The Pachyderm port-forwarding is the simplest way to enable cluster access and test basic Pachyderm functionality. Pachyderm automatically starts port-forwarding from pachctl to pachd. Therefore, the traffic from the local machine goes to the pachd endpoint through the Kubernetes API. However, to open a persistent tunnel to other ports, including the Pachyderm dashboard, git and authentication hooks, the built-in HTTP file API, and other, you need to run port-forwarding explicitly.

Also, if you are connecting with port-forward, you are using the 0.0.0.0. Therefore, if you are using a proxy, it needs to handle that appropriately.

Although port-forwarding is convenient for testing, for production environments, this connection might be too slow and unreliable. The speed of the port-forwarded traffic is limited to 1 MB/s. Therefore, if you experience high latency with put file and get file operations, or if you anticipate high throughput in your Pachyderm environment, you need to enable ingress access to your Kubernetes cluster. Each cloud provider has its own requirements and procedures for enabling ingress controller and load balancing traffic at the application layer for better performance.

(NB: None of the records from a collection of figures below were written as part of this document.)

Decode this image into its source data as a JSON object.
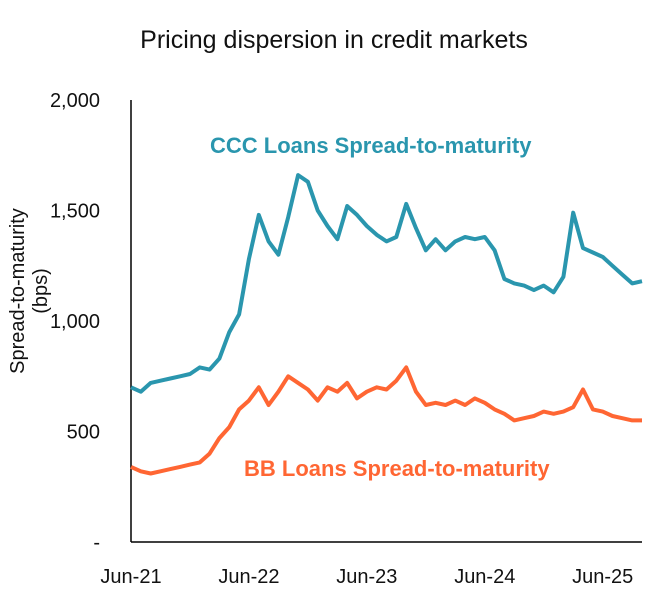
{
  "chart_data": {
    "type": "line",
    "title": "Pricing dispersion in credit markets",
    "xlabel": "",
    "ylabel": "Spread-to-maturity (bps)",
    "ylim": [
      0,
      2000
    ],
    "yticks": [
      0,
      500,
      1000,
      1500,
      2000
    ],
    "ytick_labels": [
      "-",
      "500",
      "1,000",
      "1,500",
      "2,000"
    ],
    "xticks": [
      "2021-06",
      "2022-06",
      "2023-06",
      "2024-06",
      "2025-06"
    ],
    "xtick_labels": [
      "Jun-21",
      "Jun-22",
      "Jun-23",
      "Jun-24",
      "Jun-25"
    ],
    "xlim": [
      "2021-06",
      "2025-10"
    ],
    "grid": false,
    "legend": "none (direct labels)",
    "series": [
      {
        "name": "CCC Loans Spread-to-maturity",
        "color": "#2A96AE",
        "start": "2021-06",
        "frequency": "monthly",
        "values": [
          700,
          680,
          720,
          730,
          740,
          750,
          760,
          790,
          780,
          830,
          950,
          1030,
          1280,
          1480,
          1360,
          1300,
          1470,
          1660,
          1630,
          1500,
          1430,
          1370,
          1520,
          1480,
          1430,
          1390,
          1360,
          1380,
          1530,
          1420,
          1320,
          1370,
          1320,
          1360,
          1380,
          1370,
          1380,
          1320,
          1190,
          1170,
          1160,
          1140,
          1160,
          1130,
          1200,
          1490,
          1330,
          1310,
          1290,
          1250,
          1210,
          1170,
          1180
        ]
      },
      {
        "name": "BB Loans Spread-to-maturity",
        "color": "#FF6633",
        "start": "2021-06",
        "frequency": "monthly",
        "values": [
          340,
          320,
          310,
          320,
          330,
          340,
          350,
          360,
          400,
          470,
          520,
          600,
          640,
          700,
          620,
          680,
          750,
          720,
          690,
          640,
          700,
          680,
          720,
          650,
          680,
          700,
          690,
          730,
          790,
          680,
          620,
          630,
          620,
          640,
          620,
          650,
          630,
          600,
          580,
          550,
          560,
          570,
          590,
          580,
          590,
          610,
          690,
          600,
          590,
          570,
          560,
          550,
          550
        ]
      }
    ]
  }
}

Remember that exposing your traffic through a public ingress might create a security issue. Therefore, if you expose your pachd endpoint, you need to make that you take steps to protect the endpoint and traffic against common container security threats. Port-forwarding might be an alternative which might provide satisfactory performance if you place the data that is consumed by your pipeline in object store buckets located in the same region.

To enable port-forwarding, complete the following steps:

  1. Open a new terminal window.

  2. Run:

    $ pachctl port-forward
    

    This command does not stop unless you manually interrupt it. You can run other pachctl commands from another window. If any of your pachctl commands hang, verify if the kubectl port-forwarding has had issues that prevent pachctl port-forward from running properly.